Kaufman was present at the initial meeting between Jon Plowman (of O’Leary’s) and high-ranking Midlothian officials. As discussed above, the allegations about O’Leary’s do not support a conclusion that state action existed. The plaintiffs present no evidence to support their claim that Kaufman ordered any private bars and establishments to refuse to serve members of the Hells Angels. Thus, Kaufman is entitled to summary judgment due to the lack of state action as to him. See e.g., Truhlar v. U.S. Postal Serv., 600 F.3d 888, 893 (7th Cir.2010) (unsupported speculation is insufficient to overcome summary judgment); see also Berry v. Peterman, 604 F.3d 435, 440 (7th Cir.2010) (plaintiff must present sufficient evidence to support a finding of individual culpability).

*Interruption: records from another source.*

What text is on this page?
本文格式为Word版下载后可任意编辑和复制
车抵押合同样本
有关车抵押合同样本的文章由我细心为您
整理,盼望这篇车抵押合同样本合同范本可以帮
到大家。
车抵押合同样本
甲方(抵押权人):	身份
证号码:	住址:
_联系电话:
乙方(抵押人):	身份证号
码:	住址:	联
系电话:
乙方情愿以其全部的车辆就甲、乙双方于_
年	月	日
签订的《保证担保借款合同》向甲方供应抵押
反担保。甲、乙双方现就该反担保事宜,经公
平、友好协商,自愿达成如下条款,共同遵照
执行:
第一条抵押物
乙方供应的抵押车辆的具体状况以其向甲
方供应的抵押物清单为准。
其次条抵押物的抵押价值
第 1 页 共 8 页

2. Deprivation of Rights — Equal Protection & First Amendment

Because the plaintiffs have made a threshold showing of state action as to Papa T’s, the court continues on to consider whether Murawski and Schavone’s actions and the resulting conduct of Papa T’s employees deprived them “of rights, privileges, or immunities secured by the Constitution or laws of the United States.” Case v. Milewski, 327 F.3d at 566. The plaintiffs allege that their rights were violated in two ways. First, they claim that the:

[defendant’s actions in singling out ... members of a particular organization and in threatening establishments with the revocation of business and liquor licenses in order to force them to comply with the [djefendant’s desires that these *933establishments refuse service to members of the Hells Angels Motorcycle Club and/or those individuals wearing clothing, insignia, wording or logos relating to the Hells Angels Motorcycle Club violated the Equal Protection Clause of the Fourteenth Amendment to the U.S. Constitution.

(Pis.’ Second Amended Complaint at ¶ 25.)7 Second, the plaintiffs assert that the defendants’ conduct violated their rights under the First Amendment, as applied to the states under the Fourteenth Amendment. Specifically, the plaintiffs contend that their rights to “freedom of association,” “to assemble,” “to freedom of speech,” and “to be free of unwarranted governmental actions” were violated by the defendants’ conduct. (Id. at ¶ 25.)8

a. Equal Protection

In a typical equal protection case, a plaintiff claims that he was the victim of discrimination based on his membership in a protected class (e.g., race, religion, etc.). Members of a motorcycle club do not belong to a protected class. Alternatively, a plaintiff representing a “class of one” can pursue discrimination claim under the Equal Protection Clause. Ind. Land Co., LLC v. City of Greenwood, 378 F.3d 705, 712 (7th Cir.2004); see also Village of Willowbrook v. Olech, 528 U.S. 562, 564, 120 S.Ct. 1073, 145 L.Ed.2d 1060 (2000) (per curiam) (the purpose of the Equal Protection Clause is to “secure every person within [a] State’s jurisdiction against intentional and arbitrary discrimination”).

To survive summary judgment on a “class of one” equal protection claim, a plaintiff must come forward with facts showing that (1) the state treated him differently than other similarly situated individuals and (2) there is no rational basis for the different treatment.9 Hanes v. Zurich, 578 F.3d 491, 494 (7th Cir.2009). Here, the court’s inquiry begins and ends with the similarly situated requirement.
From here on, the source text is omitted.